Gold and silver prices showed mixed trends on February 12 in the international markets. Gold maintained its offered tone through the early European session and was last seen trading near four-day lows, just below the $1820 level before gaining upward momentum on Friday after weaker-than-expected U.S. jobs data re-ignited concerns over a recovery in the world’s largest economy. Gold April futures contract settled at $1,825.60 t while Silver March futures contract settled at $27.03 t. Both of the metals are showing signs of rejections at the highs of yesterday.


The U.S employment report showed job losses in November, December and January were deeper than expected, underscoring the need for additional stimulus. U.S. President Joe Biden’s $1.9 trillion coronavirus relief bill is expected to fast-tracked through Congress in the coming weeks. The progress in COVID-19 vaccinations, along with hopes for a massive US fiscal spending plan has been fueling hopes for a strong global economic recovery and boosting investors' confidence.

Looking ahead to this week, the major point for traders will be U.S. consumer price data due on Wednesday and Federal Reserve Chairman Jerome Powell’s speech. Gold may witness choppy trade amid lack of fresh cues however there is a possibility of correction if US dollar manages to recover.  We expect both the precious metals to remain volatile in today’s session and weakness in the dollar index and hope of U.S. stimulus could support prices at lower levels.








Kommentarer

  1. Is USD 1800 per ounce high in an historic perspective? What is the relationship between the price of gold and President Biden’s policy? Has there been a constant price ratio gold/silver per ounce?

    SvarSlett
    Svar
    1. To your first question: Gold basically thrives on uncertainty and the current landscape of heightened global economic uncertainty caused by the accelerating Covid-19 cases, contraction in global growth, geopolitical tensions and the rampant monetary and fiscal stimulus across the globe have fuelled the all-time high upswing in gold and silver prices.

      Second question: Biden’s policies will affect business decisions, tax, regulation, the dollar and fiscal stimulus policy, all of which will affect gold prices.

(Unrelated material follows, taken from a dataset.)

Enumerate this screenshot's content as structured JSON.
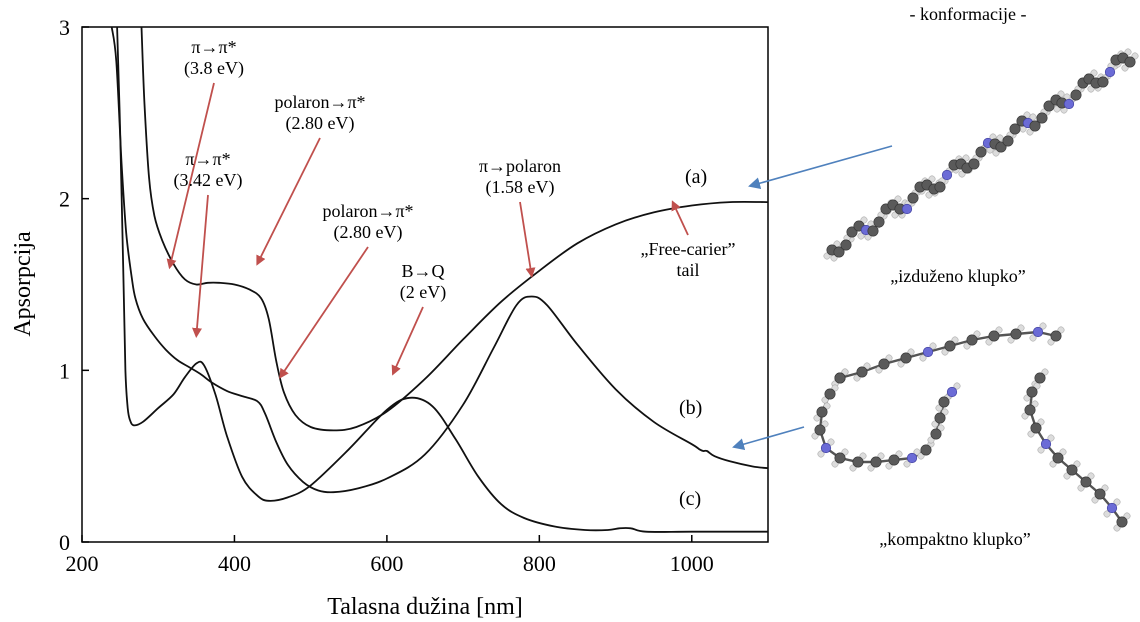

We think the democratic ethos leans towards higher taxes and greater regulation, which can impact stock markets and prompt a spike in the gold price.

      Whatever Bidens economic and financial reforms, the COVID-19 debt burden will weigh on any recovery. Investors would do well to diversify at least some of their portfolio into a safe-haven asset like gold, for if the dollar looks likely to decline, the outlook for gold will strengthen.

      Last question: Throughout history, the ratio has remained fairly stable with increased volatility beginning in the 20th century. For the whole of the 20th century, the average gold-silver ratio was 47:1. In the 21st century, the ratio has ranged mainly between the levels of 50:1 and 70:1, breaking above that point in 2018 with a peak of 104.98:1 in 2020. The lowest level for the ratio was 40:1 in 2011.